When it comes to optimizing websites for search engines, sitemap submission plays a crucial role since sitemaps help search engines discover all the pages within a website and download them quickly before they change. This October, Google introduced some guidelines and best practices to use sitemaps properly for improving your website presence. Sitemaps can be in XML sitemap, RSS or Atom formats and the search engine giant recommends the use of both XML sitemaps and RSS/Atom feeds for optimal crawling.
According to the official blog post, XML sitemaps are typically large and are downloaded less frequently than RSS/Atom feeds, while the RSS/Atom feeds are small with only the most recent updates to your site. So if you use both formats, XML sitemaps will provide Google information about all the pages within your site and RSS/Atom feeds will provide all updates on your site. In this way, the search engine can keep your website content fresher in its index.
The blog post also highlights the two most important pieces of information within sitemaps for the search engine, which are:
- URL – Use only those URLs in XML sitemaps and RSS/Atom feeds, which can be fetched by Googlebot. Do not include URLs disallowed by robots.txt (they cannot be fetched by Googlebot) or URLs of pages that don’t exist. Include only canonical URLs. If you include URLs of duplicate pages, it will increase the load on your server without improving the indexing.
- Last Modification Time – A last modification time should be specified for each URL in an XML sitemap and RSS/Atom feed and it should be the last time the web page content changed meaningfully.
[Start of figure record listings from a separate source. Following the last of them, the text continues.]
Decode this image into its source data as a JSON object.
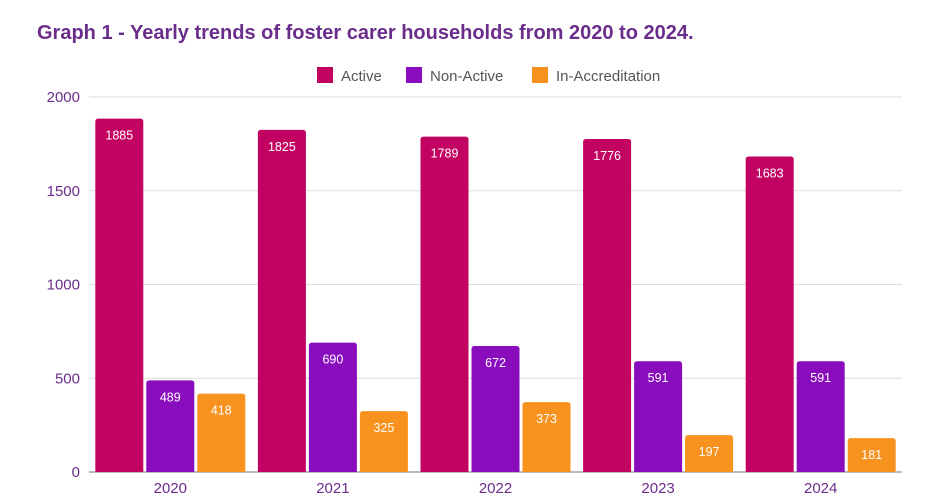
{
  "chart_data": {
    "type": "bar",
    "title": "Graph 1 - Yearly trends of foster carer households from 2020 to 2024.",
    "categories": [
      "2020",
      "2021",
      "2022",
      "2023",
      "2024"
    ],
    "series": [
      {
        "name": "Active",
        "color": "#c20362",
        "values": [
          1885,
          1825,
          1789,
          1776,
          1683
        ]
      },
      {
        "name": "Non-Active",
        "color": "#8a0dbd",
        "values": [
          489,
          690,
          672,
          591,
          591
        ]
      },
      {
        "name": "In-Accreditation",
        "color": "#f7921e",
        "values": [
          418,
          325,
          373,
          197,
          181
        ]
      }
    ],
    "ylim": [
      0,
      2000
    ],
    "yticks": [
      "0",
      "500",
      "1000",
      "1500",
      "2000"
    ],
    "grid": true,
    "legend": "top"
  }
}
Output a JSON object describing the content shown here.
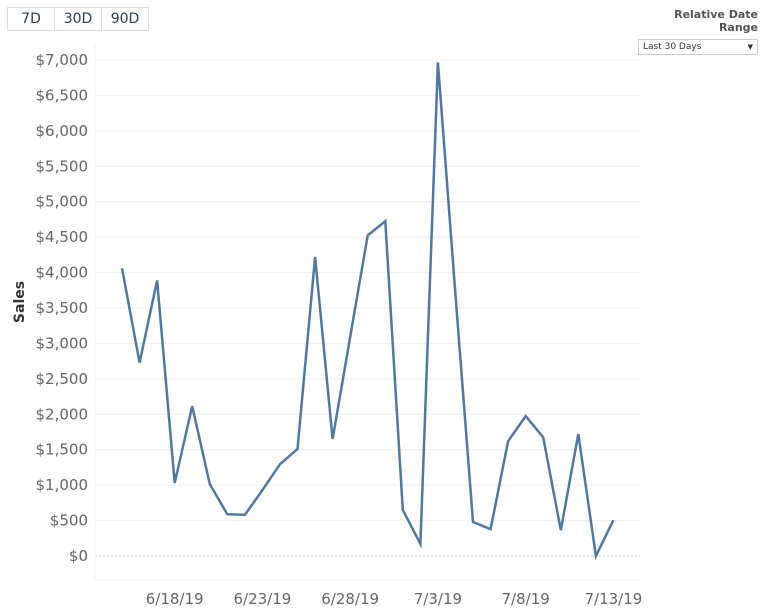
{
  "buttons": [
    {
      "label": "7D"
    },
    {
      "label": "30D"
    },
    {
      "label": "90D"
    }
  ],
  "filter": {
    "title": "Relative Date Range",
    "value": "Last 30 Days",
    "icon": "dropdown-arrow-icon"
  },
  "chart_data": {
    "type": "line",
    "ylabel": "Sales",
    "xlabel": "",
    "ylim": [
      0,
      7000
    ],
    "yticks": [
      0,
      500,
      1000,
      1500,
      2000,
      2500,
      3000,
      3500,
      4000,
      4500,
      5000,
      5500,
      6000,
      6500,
      7000
    ],
    "ytick_labels": [
      "$0",
      "$500",
      "$1,000",
      "$1,500",
      "$2,000",
      "$2,500",
      "$3,000",
      "$3,500",
      "$4,000",
      "$4,500",
      "$5,000",
      "$5,500",
      "$6,000",
      "$6,500",
      "$7,000"
    ],
    "xtick_labels": [
      "6/18/19",
      "6/23/19",
      "6/28/19",
      "7/3/19",
      "7/8/19",
      "7/13/19"
    ],
    "grid": true,
    "color": "#4e79a7",
    "x": [
      "6/15/19",
      "6/16/19",
      "6/17/19",
      "6/18/19",
      "6/19/19",
      "6/20/19",
      "6/21/19",
      "6/22/19",
      "6/23/19",
      "6/24/19",
      "6/25/19",
      "6/26/19",
      "6/27/19",
      "6/28/19",
      "6/29/19",
      "6/30/19",
      "7/1/19",
      "7/2/19",
      "7/3/19",
      "7/4/19",
      "7/5/19",
      "7/6/19",
      "7/7/19",
      "7/8/19",
      "7/9/19",
      "7/10/19",
      "7/11/19",
      "7/12/19",
      "7/13/19"
    ],
    "values": [
      4060,
      2730,
      3890,
      1030,
      2115,
      1015,
      590,
      580,
      930,
      1295,
      1510,
      4220,
      1650,
      3085,
      4525,
      4725,
      650,
      170,
      6965,
      3700,
      480,
      380,
      1620,
      1975,
      1675,
      365,
      1720,
      0,
      505
    ]
  }
}
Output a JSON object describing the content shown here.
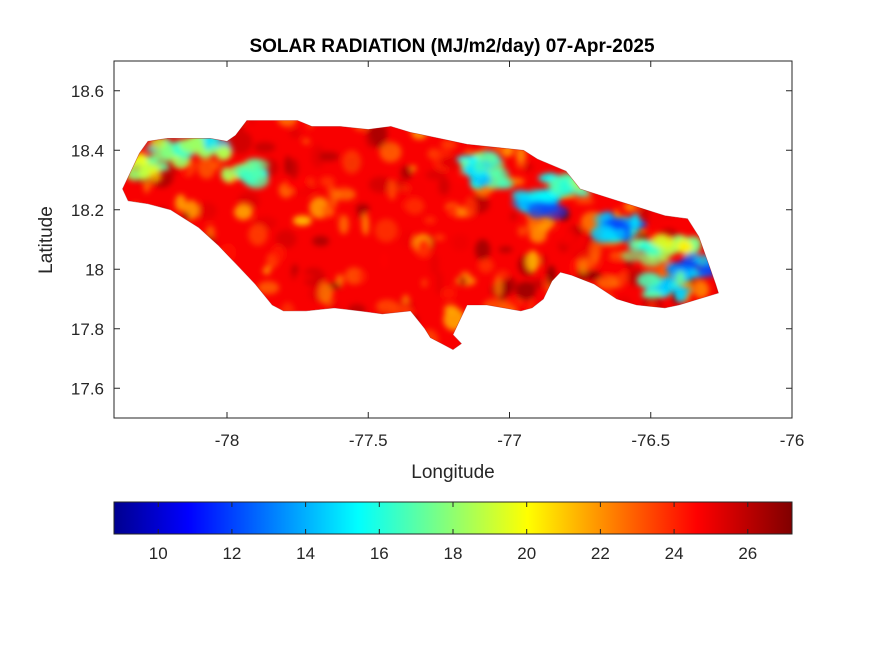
{
  "figure": {
    "title": "SOLAR RADIATION (MJ/m2/day) 07-Apr-2025",
    "xlabel": "Longitude",
    "ylabel": "Latitude",
    "xlim": [
      -78.4,
      -76.0
    ],
    "ylim": [
      17.5,
      18.7
    ],
    "xticks": [
      -78,
      -77.5,
      -77,
      -76.5,
      -76
    ],
    "xtick_labels": [
      "-78",
      "-77.5",
      "-77",
      "-76.5",
      "-76"
    ],
    "yticks": [
      17.6,
      17.8,
      18.0,
      18.2,
      18.4,
      18.6
    ],
    "ytick_labels": [
      "17.6",
      "17.8",
      "18",
      "18.2",
      "18.4",
      "18.6"
    ]
  },
  "colorbar": {
    "colormap": "jet",
    "range": [
      8.8,
      27.2
    ],
    "ticks": [
      10,
      12,
      14,
      16,
      18,
      20,
      22,
      24,
      26
    ],
    "tick_labels": [
      "10",
      "12",
      "14",
      "16",
      "18",
      "20",
      "22",
      "24",
      "26"
    ],
    "orientation": "horizontal",
    "placement": "bottom"
  },
  "chart_data": {
    "type": "heatmap",
    "region": "Jamaica",
    "variable": "Solar radiation",
    "units": "MJ/m2/day",
    "date": "07-Apr-2025",
    "value_range": [
      8.8,
      27.2
    ],
    "background_value": 25,
    "outline": [
      [
        -78.37,
        18.27
      ],
      [
        -78.34,
        18.33
      ],
      [
        -78.31,
        18.39
      ],
      [
        -78.28,
        18.43
      ],
      [
        -78.21,
        18.44
      ],
      [
        -78.12,
        18.44
      ],
      [
        -78.06,
        18.44
      ],
      [
        -78.0,
        18.43
      ],
      [
        -77.97,
        18.45
      ],
      [
        -77.93,
        18.5
      ],
      [
        -77.85,
        18.5
      ],
      [
        -77.75,
        18.5
      ],
      [
        -77.7,
        18.48
      ],
      [
        -77.6,
        18.48
      ],
      [
        -77.5,
        18.47
      ],
      [
        -77.42,
        18.48
      ],
      [
        -77.35,
        18.46
      ],
      [
        -77.25,
        18.44
      ],
      [
        -77.15,
        18.42
      ],
      [
        -77.05,
        18.41
      ],
      [
        -76.95,
        18.4
      ],
      [
        -76.9,
        18.37
      ],
      [
        -76.8,
        18.33
      ],
      [
        -76.75,
        18.27
      ],
      [
        -76.65,
        18.24
      ],
      [
        -76.55,
        18.21
      ],
      [
        -76.45,
        18.18
      ],
      [
        -76.37,
        18.17
      ],
      [
        -76.33,
        18.11
      ],
      [
        -76.3,
        18.03
      ],
      [
        -76.27,
        17.95
      ],
      [
        -76.26,
        17.92
      ],
      [
        -76.33,
        17.9
      ],
      [
        -76.4,
        17.88
      ],
      [
        -76.45,
        17.87
      ],
      [
        -76.55,
        17.88
      ],
      [
        -76.62,
        17.9
      ],
      [
        -76.7,
        17.95
      ],
      [
        -76.78,
        17.98
      ],
      [
        -76.82,
        17.99
      ],
      [
        -76.85,
        17.96
      ],
      [
        -76.88,
        17.9
      ],
      [
        -76.92,
        17.87
      ],
      [
        -76.96,
        17.86
      ],
      [
        -77.02,
        17.87
      ],
      [
        -77.08,
        17.88
      ],
      [
        -77.15,
        17.88
      ],
      [
        -77.18,
        17.82
      ],
      [
        -77.2,
        17.78
      ],
      [
        -77.17,
        17.75
      ],
      [
        -77.2,
        17.73
      ],
      [
        -77.24,
        17.75
      ],
      [
        -77.28,
        17.77
      ],
      [
        -77.3,
        17.8
      ],
      [
        -77.35,
        17.86
      ],
      [
        -77.45,
        17.85
      ],
      [
        -77.53,
        17.86
      ],
      [
        -77.62,
        17.87
      ],
      [
        -77.72,
        17.86
      ],
      [
        -77.8,
        17.86
      ],
      [
        -77.84,
        17.88
      ],
      [
        -77.9,
        17.95
      ],
      [
        -77.97,
        18.02
      ],
      [
        -78.03,
        18.08
      ],
      [
        -78.1,
        18.14
      ],
      [
        -78.2,
        18.2
      ],
      [
        -78.28,
        18.22
      ],
      [
        -78.35,
        18.23
      ]
    ],
    "low_value_zones": [
      {
        "lon": -77.05,
        "lat": 18.3,
        "value": 14
      },
      {
        "lon": -76.9,
        "lat": 18.22,
        "value": 12
      },
      {
        "lon": -76.8,
        "lat": 18.28,
        "value": 15
      },
      {
        "lon": -77.1,
        "lat": 18.35,
        "value": 15
      },
      {
        "lon": -76.6,
        "lat": 18.14,
        "value": 12
      },
      {
        "lon": -76.52,
        "lat": 18.06,
        "value": 15
      },
      {
        "lon": -76.4,
        "lat": 18.07,
        "value": 17
      },
      {
        "lon": -76.35,
        "lat": 18.0,
        "value": 12
      },
      {
        "lon": -76.45,
        "lat": 17.94,
        "value": 14
      },
      {
        "lon": -78.2,
        "lat": 18.4,
        "value": 16
      },
      {
        "lon": -78.07,
        "lat": 18.42,
        "value": 15
      },
      {
        "lon": -77.95,
        "lat": 18.33,
        "value": 16
      },
      {
        "lon": -78.3,
        "lat": 18.34,
        "value": 17
      }
    ]
  }
}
If you want the change made on the web page to be visible in the search results, then the time of that change should be specified as the last modification time. Each format uses different tags for the last modification time (XML sitemap uses , RSS uses and Atom uses ). Ensure that the last modification time is set or updated correctly. Use the correct format to specify the time (W3C Datetime for XML sitemaps, RFC3339 for Atom and RFC822 for RSS) and update modification time only when the content has changed meaningfully. Do not set the last modification time to the current time whenever the sitemap or feed is served.
Best Practices for XML Sitemaps
- In the case of a single XML sitemap, update it at least once in a day (if the site changes regularly) and ping (submitting sitemap using an HTTP request) Google after updating it.
- In the case of a set of XML sitemaps, maximize the number of URLs in each XML sitemap. However, there is a limit of 50,000 URLs or a maximum size of 10MB uncompressed (whichever reached first). It is required to ping Google for each updated XML sitemap (or once for the sitemap index, if it is used) whenever it is updated. Do not put only a handful of URLs into each XML sitemap file, which will make it difficult for the search engine to download all the XML sitemaps within a reasonable time.
Best Practices for RSS/Atom Feeds
- Whenever a new page is added or an existing page within the website is changed meaningfully, add the URL as well as the modification time to the feed.
- The RSS/Atom feed should have all updates in it since at least the last time Google downloaded it so that the search engine won’t miss any update. It is advisable to use PubSubHubbub to accomplish this. It will propagate the content of your feed to all interested parties such as RSS readers, search engines etc. in the fastest and most efficient way possible.
If online marketers follow these recommendations along with other web optimization efforts, Google results will show their latest website content better. This will help them to drive more consumers, and improve traffic and sales.